She was a blurry vision of battlefield
Renown, spraying mists
Of gore and viscera, enemy
Exsanguination, evisceration
With one bite of her
Predatory, ursine teeth.
The crimson of her sunken eyes
Mirroring the carnage
She had wreaked in altered stage,
Only vaguest memory retained
Upon wakening, woman
Once more, newborn-slippery inside
The bearskin of her berserker form.
She was sick of the copper taste
Of blood inside her massive mouth.
So she gave me her bear hide,
Too heavy a cross to carry
Upon her sword-scarred back.
She relinquished her control
Into my steady hands, the untamed part
Of her that had split open throats
And hearts through heaviest of armors.
(She feared not for my safety,
For she knew my heart was of kelp
And driftwood, a spare organ easily knitting
Itself together, regenerating
Algae. I, too, had borne my own selkie skin
Once. I set fire to it, blue and salt-licked
Upon the last beach I ever walked,
Forever eradicating the chance
Of seeing my skin stolen, my form controlled.)

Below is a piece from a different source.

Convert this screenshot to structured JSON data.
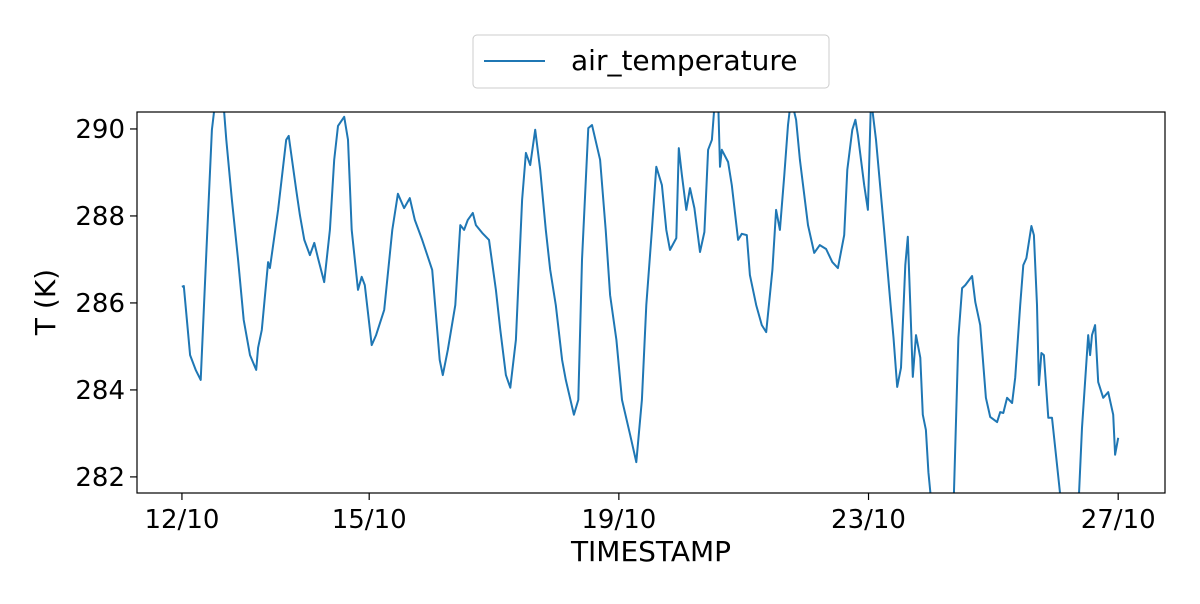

My Ursa Major, my North Star,
She handed me her own hide
Eagerly, sagging in relief of striated muscles
That could bash any skull, bend any sword
In the heat and haze of war,
But shook and wilted like primroses
In times of peace.
Please, she rasped in rusty human
Tongue, farthest thing from battle cries
That put the fear into her foes.
I slid the pelt off her body,
The weight off her shoulders
While I walked beside her
For our entrails-soft eternity
’Til once more she was ready
To step back inside her berserker bearskin,
Hell unleashed with every guttural growl.